In cases where a single organism is not readily identifiable, it should be possible to also link instances of dina:materialSample with taxa directly, e.g. by a relation dina:hasPartIdentifiedAs. This is consistent with all of the above (leaving out the organism-man-in-the-middle; in fact, the above design pattern would give rise to a corresponding relation between the material sample and the taxon). Of course, one could always mint artificial organism identifiers which function solely as connections (but this might not always be desirable).

I'd add this to the list of things to consider for consolidating the model (including proper definitions etc).

dshorthouse commented 3 years ago

The DerivedFrom part of the relation acknowledges the fact that the organism and the corresponding part of the material sample may be connected only through a succession of preparation processes which might have substantially altered the original physical composition of the organism or the part of it which has been preserved in the material sample.

Would that mean then that a CollectingEvent be considered a preparation process?

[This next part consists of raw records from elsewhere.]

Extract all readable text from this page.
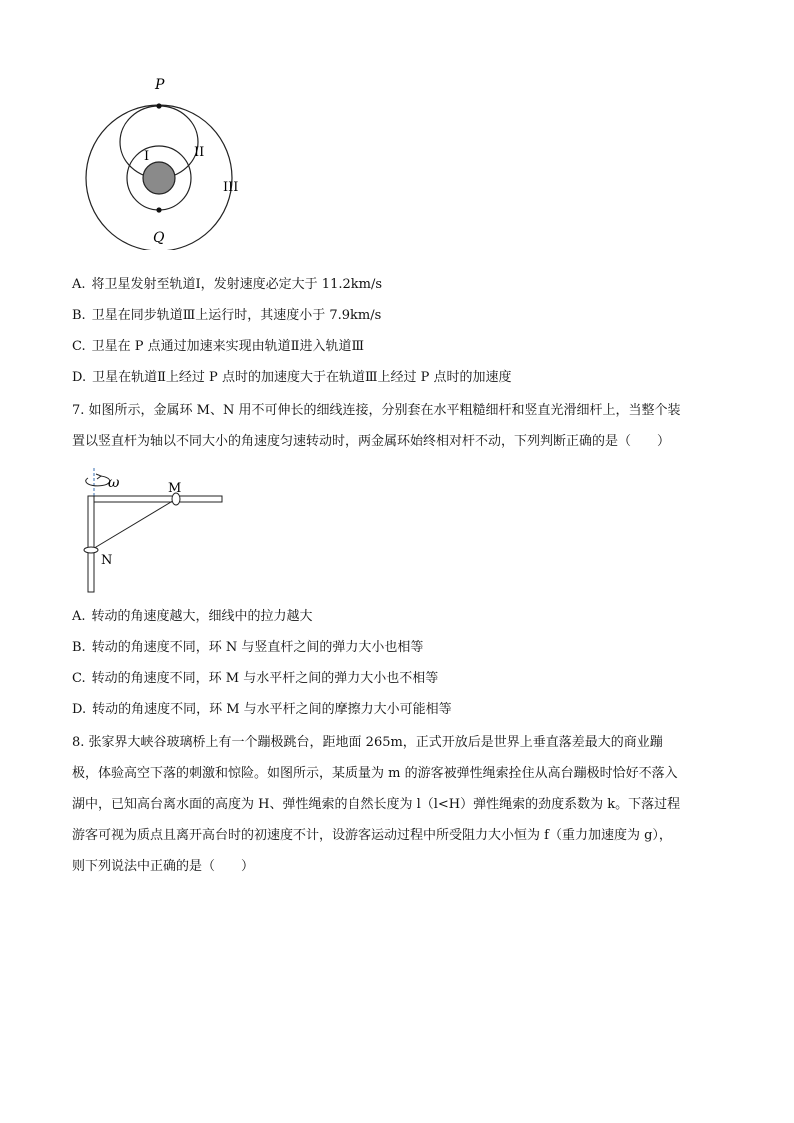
P
Q
I	II
III
A. 将卫星发射至轨道Ⅰ，发射速度必定大于 11.2km/s
B. 卫星在同步轨道Ⅲ上运行时，其速度小于 7.9km/s
C. 卫星在 P 点通过加速来实现由轨道Ⅱ进入轨道Ⅲ
D. 卫星在轨道Ⅱ上经过 P 点时的加速度大于在轨道Ⅲ上经过 P 点时的加速度
7. 如图所示，金属环 M、N 用不可伸长的细线连接，分别套在水平粗糙细杆和竖直光滑细杆上，当整个装
置以竖直杆为轴以不同大小的角速度匀速转动时，两金属环始终相对杆不动，下列判断正确的是（　　）
ω	M
N
A. 转动的角速度越大，细线中的拉力越大
B. 转动的角速度不同，环 N 与竖直杆之间的弹力大小也相等
C. 转动的角速度不同，环 M 与水平杆之间的弹力大小也不相等
D. 转动的角速度不同，环 M 与水平杆之间的摩擦力大小可能相等
8. 张家界大峡谷玻璃桥上有一个蹦极跳台，距地面 265m，正式开放后是世界上垂直落差最大的商业蹦
极，体验高空下落的刺激和惊险。如图所示，某质量为 m 的游客被弹性绳索拴住从高台蹦极时恰好不落入
湖中，已知高台离水面的高度为 H、弹性绳索的自然长度为 l（l<H）弹性绳索的劲度系数为 k。下落过程
游客可视为质点且离开高台时的初速度不计，设游客运动过程中所受阻力大小恒为 f（重力加速度为 g），
则下列说法中正确的是（　　）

What I'm getting at is the situation where a progenitor MaterialSample already has more than a single Organism, such as a piece of tree bark with 2+ identifiable lichen species or a bee with a Strepsiptera in its tergites, both of which collected/observed/recorded as such prior to any preparation process that (may have) later altered the MaterialSample in any material way.

cboelling commented 3 years ago

I would be comfortable with a view that regards any interaction between agent and object as a dina:PreparationProcess. Even if that interaction just consists of observing the object unaided (e.g., with your eyes) and producing a record of the agents' perceptions/conclusions (in a notebook, a database or in some other form). (May be the label dina:intervention would be an alternative for this category then?)

This approach avoids inventing any rigid distinctions between preparation processes and other interventions in what I think is actually a continuum of more or less invasive interventions changing the physical properties of the object more or less severely.

This does not prevent us from defining specific sub-classes of dina:PreparationProcess if that is needed for some use case. dina: Observation could be such a class, defined (top of my hat definition) as a dina:PreparationProcess which upon completion finds the object of inquiry in the (principally) same condition (state, place) as at the beginning of the process (e.g. bark observed and left in peace, bee released again unharmed together with its parasites).

A dina:CollectingProcesscould, conceptually, be thought of a dina:PreparationProcess that is by virtue of the object of inquiry not related to any temporally prior dina:PreparationProcess.

Similarly, I would be comfortable with a view, where the DerivedFrom bit as part of a dina:hasPartDerivedFrom relation is interpreted in the broadest sense, i.e this thing now is derived from this thing then (even if nothing else happened - the null derivate. As above, this could be helpful in circumventing rigid distinctions, and all the edge case problems that come with them, where there is actually a continuum, notwithstanding the creation of defined classes of derivates if a use case benefits from those.